Deux coups frappés à la porte, c’était elle. Je plaçai sur mes yeux le foulard que j’avais choisi pour bandeau. Il cacherait un peu de mon émotion, finalement.
Aveugle. D’un pas peu assuré, j’entrouvris la porte et me rassis comme il avait été convenu, entièrement habillé, sur la chaise, immobile.
Une servante, sans vous dire un mot, vous précède
Des escaliers, des couloirs sans fin se succèdent
Décorés de bronzes baroques, d’anges dorés,
D’Aphrodites et de Salomés.
On peut rire des craintes que je formulais à ce moment. La première, qu’elle ne vienne tout simplement pas, était repoussée (crainte qui n’avait rien d’absurde : dans le passé j’ai hélas eu droit à un lapin dans un hôtel, d’une femme qui avait eu peur). Elle était là. La seconde, que ce soit une imposteuse (autour de cette crainte, des tas de variantes : qu’elle soit plus vieille, difforme, moqueuse, violente…) et la troisième, qu’elle soit simplement déçue et tourne les talons… ces deux-là s’évanouirent quand j’entendis le premier son qu’elle prononça. C’était un grand soupir ou un Oh ! qui ne dissimulait pas sa propre émotion de se retrouver à mes côtés, dans la même situation. Elle aussi avait mal dormi. Elle aussi avait eu son cœur agité toute la journée, l’esprit tout entier tourné vers son rendez-vous clandestin du soir avec moi.

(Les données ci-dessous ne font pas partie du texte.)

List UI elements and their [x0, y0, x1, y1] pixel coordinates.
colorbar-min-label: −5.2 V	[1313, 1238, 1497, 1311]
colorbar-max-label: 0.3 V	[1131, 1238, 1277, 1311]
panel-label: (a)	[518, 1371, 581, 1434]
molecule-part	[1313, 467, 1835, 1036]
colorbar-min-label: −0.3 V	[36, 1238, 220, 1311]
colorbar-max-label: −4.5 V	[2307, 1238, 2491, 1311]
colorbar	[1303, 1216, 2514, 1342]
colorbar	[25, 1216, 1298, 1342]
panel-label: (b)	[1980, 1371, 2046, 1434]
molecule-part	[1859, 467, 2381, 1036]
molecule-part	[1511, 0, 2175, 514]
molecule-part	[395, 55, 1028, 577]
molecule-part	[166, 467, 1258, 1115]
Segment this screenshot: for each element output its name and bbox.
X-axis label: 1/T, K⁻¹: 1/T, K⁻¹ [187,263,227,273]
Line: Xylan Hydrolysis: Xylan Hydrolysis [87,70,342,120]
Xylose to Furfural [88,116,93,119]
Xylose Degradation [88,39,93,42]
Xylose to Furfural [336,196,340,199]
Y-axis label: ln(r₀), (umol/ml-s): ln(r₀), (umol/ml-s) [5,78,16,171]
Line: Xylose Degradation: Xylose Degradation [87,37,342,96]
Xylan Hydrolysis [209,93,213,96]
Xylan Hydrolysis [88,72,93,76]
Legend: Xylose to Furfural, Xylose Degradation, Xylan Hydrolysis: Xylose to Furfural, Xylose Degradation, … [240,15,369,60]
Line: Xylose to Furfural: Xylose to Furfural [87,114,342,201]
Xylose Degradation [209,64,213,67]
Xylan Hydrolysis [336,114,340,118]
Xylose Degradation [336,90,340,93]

S’il est libre, dites que vous voulez le quarante-quatre
C’est la chambre qu’ils appellent ici de Cléopâtre
Dont les colonnes du lit de style rococo
Sont des nègres portant des flambeaux.
Je n’ai pas contrôlé le premier geste que j’ai eu, je n’imaginais pas que ce serait celui-là : j’ai tendu ma main vers elle, comme si j’allais me noyer. Je me noie si je ne te touche pas. Je suis perdu dans le noir et j’ai besoin de ton contact. Les effleurements auraient pu durer longtemps. Nous avions du temps devant nous. Nous découvrions chacun ce jeu pour la première fois. Elle aurait pu lentement me supplicier, faire monter son désir, éprouver le mien. J’étais à sa merci, vous disais-je. Mais le désir ne s’est pas fait attendre, il nous a bien vite emporté l’un contre l’autre.
Entre ces esclaves nus taillés dans l’ébène
Qui seront les témoins muets de cette scène
Tandis que là-haut un miroir nous réfléchit,
Lentement j’enlace Melody.
…
J’ai revu M*** quelques jours après.
Frappée par un éclair, un autre, vacillante, au bord du vide.
Un sourire triste, mais un sourire tout de même, passait de temps à autre sur son visage.
Ses yeux, magnifiques, me faisaient baisser les miens. Je souhaitais qu’ils me dévorent encore.
Que notre rencontre ne se résume pas à ces deux éclairs.
Premier éclair de plaisir — qui nous emporte.
Second éclair de destruction — qui punit au prix fort les amants adultères.
Merde merde merde ! La vie doit l’emporter. La vie devrait toujours l’emporter.
Et moi, pour la deuxième fois cette année, condamné à voir souffrir une femme à laquelle je tiens sans pouvoir vraiment l’aider.